1 ... Coil, 2 ... Laminated core, 2a ... Low iron loss material core, 2
b ... High iron loss material core, 2c ... Aluminum die cast block, 2d ... Scrap core, 3a ... Low iron loss material, 3b ...
High iron loss material, 4 ... press upper mold, 5 ... press lower mold, 6 ... roll feeder (feeding device), 7 ... sag amount sensor, 9
... Block transfer means, 10, 12, 13 ... Solenoid cylinders, 11 ... Cutting punches, 14 ... Cutting caulking laminated punches.
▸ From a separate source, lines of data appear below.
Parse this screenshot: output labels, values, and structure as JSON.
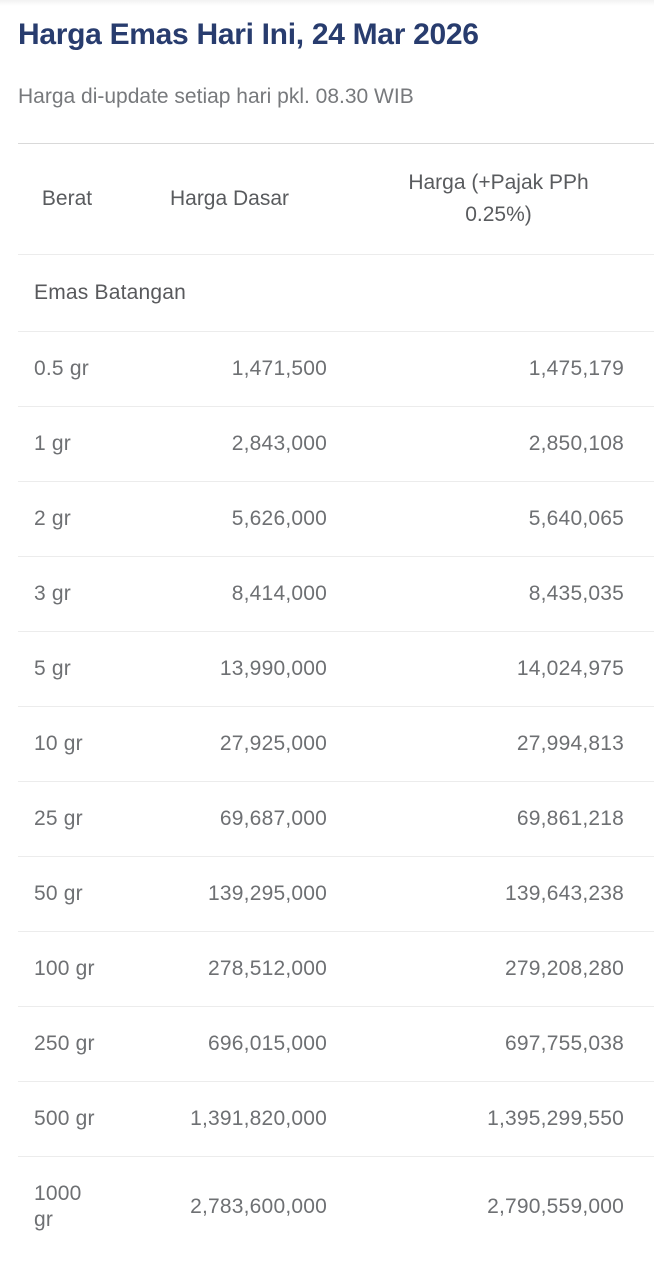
{
  "page": {
    "title": "Harga Emas Hari Ini, 24 Mar 2026",
    "subtitle": "Harga di-update setiap hari pkl. 08.30 WIB"
  },
  "colors": {
    "title_navy": "#283c6e",
    "heading_gray": "#595b5e",
    "data_gray": "#6e7073",
    "divider": "#ececec",
    "top_divider": "#d9d9d9"
  },
  "table": {
    "columns": [
      "Berat",
      "Harga Dasar",
      "Harga (+Pajak PPh 0.25%)"
    ],
    "section_label": "Emas Batangan",
    "rows": [
      {
        "weight": "0.5 gr",
        "base_price": "1,471,500",
        "taxed_price": "1,475,179"
      },
      {
        "weight": "1 gr",
        "base_price": "2,843,000",
        "taxed_price": "2,850,108"
      },
      {
        "weight": "2 gr",
        "base_price": "5,626,000",
        "taxed_price": "5,640,065"
      },
      {
        "weight": "3 gr",
        "base_price": "8,414,000",
        "taxed_price": "8,435,035"
      },
      {
        "weight": "5 gr",
        "base_price": "13,990,000",
        "taxed_price": "14,024,975"
      },
      {
        "weight": "10 gr",
        "base_price": "27,925,000",
        "taxed_price": "27,994,813"
      },
      {
        "weight": "25 gr",
        "base_price": "69,687,000",
        "taxed_price": "69,861,218"
      },
      {
        "weight": "50 gr",
        "base_price": "139,295,000",
        "taxed_price": "139,643,238"
      },
      {
        "weight": "100 gr",
        "base_price": "278,512,000",
        "taxed_price": "279,208,280"
      },
      {
        "weight": "250 gr",
        "base_price": "696,015,000",
        "taxed_price": "697,755,038"
      },
      {
        "weight": "500 gr",
        "base_price": "1,391,820,000",
        "taxed_price": "1,395,299,550"
      },
      {
        "weight": "1000 gr",
        "base_price": "2,783,600,000",
        "taxed_price": "2,790,559,000"
      }
    ]
  }
}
   ─────────────────────────────────────────────────── ─── Continued front page    (72) Inventor Kim Hironaka             7-1-1, Omika-cho, Hitachi-shi, Ibaraki Prefecture             Inside the Hitachi Research Laboratory, Hitachi Ltd. F-term (reference) 5E062 AA06 AC13                 5H002 AA06 AA09 AB01                 5H615 AA01 BB01 PP01 PP06 SS03                       SS05 SS13 SS20 TT13 TT15

Claims (5)

[Claims] 1. An electric device having a laminated core formed by laminating a plurality of thin metal plates, comprising a core having a structure in which a plurality of materials are laminated one by one or a plurality of materials are laminated. An electric device having a laminated core. 2. A laminated core press die for an electric device, which is formed by laminating a plurality of thin metal plates, having a shape corresponding to laminating a plurality of materials one by one or a plurality of materials. Laminated core press mold for electrical equipment. 3. A laminated core assembling facility for assembling a laminated core constituted by laminating a plurality of thin metal plates, wherein each of a plurality of cores punched by a press die is made of a plurality of materials.
Further, it is characterized by having a supply unit for supplying a plurality of sheets to an assembling facility by a core supply means such as a part feeder, and a caulking laminating unit for performing caulking lamination of the supplied cores one by one or every plural sheets. Laminated core assembly equipment. 4. A metal member having a laminated core formed by laminating a plurality of metal thin plates, and a core formed by punching with a press die and formed between the cores by a forming means other than the press die. Or an electric device having a core in which resin members are sandwiched and laminated. 5. A manufacturing apparatus for an electric device having a laminated core constituted by laminating a plurality of thin metal plates, wherein a core is punched by a press die and the core is separated by a forming means other than the press die. An apparatus for manufacturing an electric device, which manufactures a core in which a molded metal member or a resin member is sandwiched and laminated.